Diagnosing Multi-step Reasoning Failures in Black-box LLMs via Stepwise Confidence Attribution
Abstract
Large Language Models have achieved strong performance on reasoning tasks with objective answers by generating step-by-step solutions, but diagnosing where a multi-step reasoning trace might fail remains difficult. Confidence estimation offers a natural diagnostic signal, yet existing methods are restricted to final answers or require internal model access. We introduce Stepwise Confidence Attribution (SCA), a framework for closed-source LLMs that assigns step-level confidence based only on generated reasoning traces. SCA applies the Information Bottleneck principle: steps aligning with consensus structures across correct solutions receive high confidence, while deviations are flagged as potentially erroneous.

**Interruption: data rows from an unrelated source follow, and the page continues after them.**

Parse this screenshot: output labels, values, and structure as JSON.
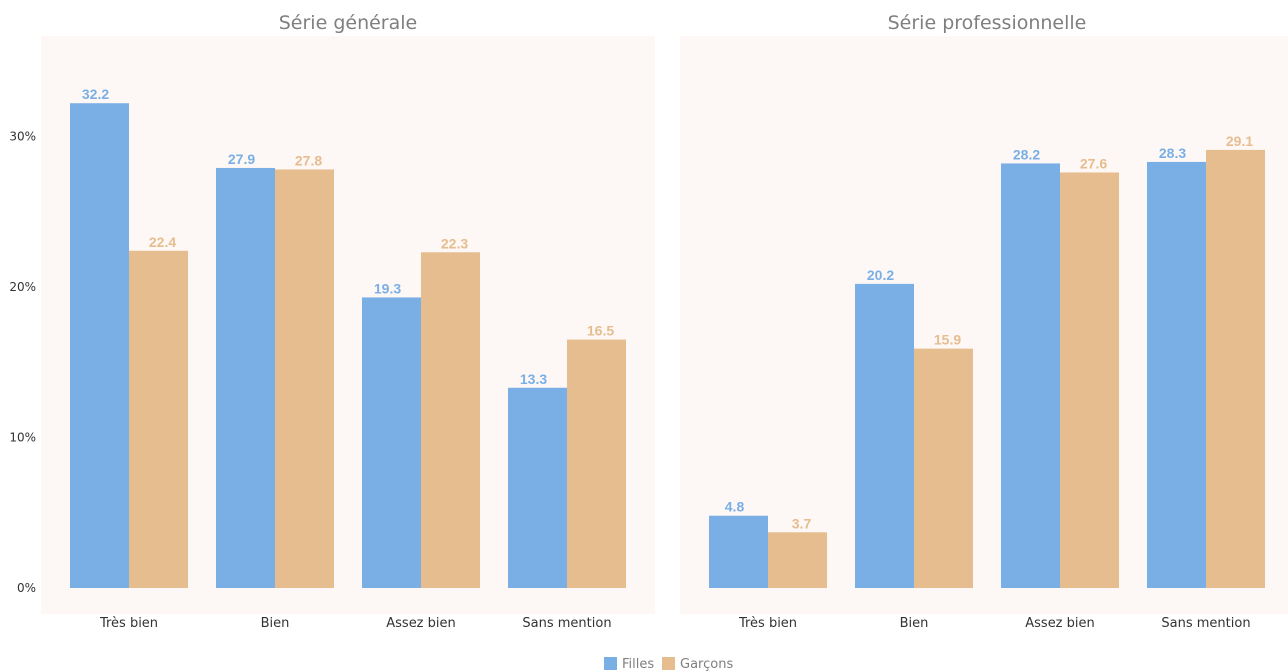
{
  "colors": {
    "Filles": "#7aafe6",
    "Garçons": "#e6bd8f",
    "panel_background": "#fdf8f5",
    "title_text": "#7f7f7f",
    "axis_text": "#333333"
  },
  "legend": {
    "position": "bottom-center",
    "items": [
      "Filles",
      "Garçons"
    ]
  },
  "chart_data": [
    {
      "type": "bar",
      "title": "Série générale",
      "categories": [
        "Très bien",
        "Bien",
        "Assez bien",
        "Sans mention"
      ],
      "series": [
        {
          "name": "Filles",
          "values": [
            32.2,
            27.9,
            19.3,
            13.3
          ]
        },
        {
          "name": "Garçons",
          "values": [
            22.4,
            27.8,
            22.3,
            16.5
          ]
        }
      ],
      "ylim": [
        0,
        36
      ],
      "yticks": [
        0,
        10,
        20,
        30
      ],
      "ytick_labels": [
        "0%",
        "10%",
        "20%",
        "30%"
      ],
      "show_yticks": true,
      "grid": false
    },
    {
      "type": "bar",
      "title": "Série professionnelle",
      "categories": [
        "Très bien",
        "Bien",
        "Assez bien",
        "Sans mention"
      ],
      "series": [
        {
          "name": "Filles",
          "values": [
            4.8,
            20.2,
            28.2,
            28.3
          ]
        },
        {
          "name": "Garçons",
          "values": [
            3.7,
            15.9,
            27.6,
            29.1
          ]
        }
      ],
      "ylim": [
        0,
        36
      ],
      "yticks": [
        0,
        10,
        20,
        30
      ],
      "ytick_labels": [
        "0%",
        "10%",
        "20%",
        "30%"
      ],
      "show_yticks": false,
      "grid": false
    }
  ]
}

We propose two complementary methods: (1) NIBS, a non-parametric IB approach measuring consistency without graph structures, and (2) GIBS, a graph-based IB model that learns subgraphs through a differentiable mask to capture logical variability. Extensive experiments on mathematical reasoning and multi-hop question answering show that SCA reliably identifies low-confidence steps strongly correlated with reasoning errors. Moreover, using step-level confidence to guide self-correction improves the correction success rate by up to 13.5\% over answer-level feedback.